Zofi, a Traveler from the North with a battle-ready stance, is built for a life on the move, not for one cooped up with haughty nobles. She has mastered the Blood Arts, gifts from the gods to the people of the Reaches; gifts that make her faster, stronger, and better able to protect what she values above all: family.
Akeylah, an Easterner with a sharp intelligence, is the victim of an abusive step-father and rather relieved to escape her previous home where rebellion is brewing. However, she must now find a way to undo the Vulgar Arts curse she put on the man she thought was her father.
Although Florencia has lived in Kolonya City among the royals as a maid and knows their idiosyncrasies and customs, she flounders in her new station as a princess. With steely resolve, she vows to win the throne so that she can become a champion for people who are treated like outcasts, abused for sport, or denied basic human dignity.
Just as Katniss from The Hunger Games by Suzanne Collins passes judgment on the abuse of power, the excessive use of resources, and the social habits of the Capitol, Goodlett’s book features courageous female role models who struggle to watch suffering in others and refuse to stand idle when Kolonya is exploiting its subjects and hoarding all the resources from the Reaches. Although within the protected and pampered walls of Kolonya it might be easy to forget about the world outside and to think that the opinions and needs of lords and ladies matter most, the girls know that civilization would fall apart without farmhands and laborers.

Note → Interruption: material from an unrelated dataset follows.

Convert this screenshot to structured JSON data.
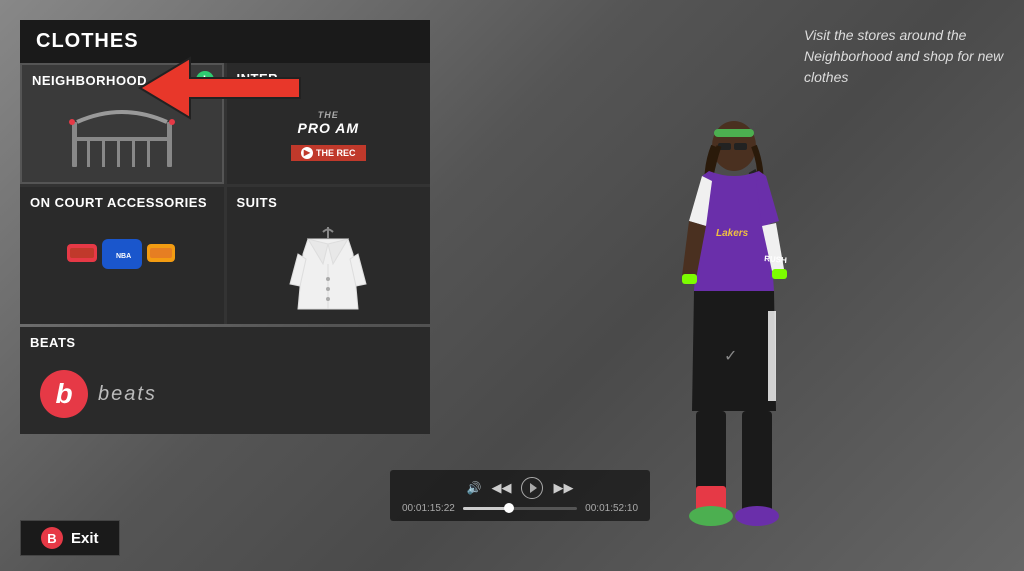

In this vipers’ nest where royals rule, the trio doesn’t know whom they can trust. After being tricked by Ambassador Danton, Florencia vows to never succumb again to the weakness of trust. Despite their competition, the girls become allies in their fight for the crown.
Goodlett’s book asks important questions and invites readers to confront complicated social issues about honor, war, ally behavior, abuses of power, socio-economic disparity, and hate. However, Rule ends abruptly and without a resolution; perhaps a sequel is on the horizon.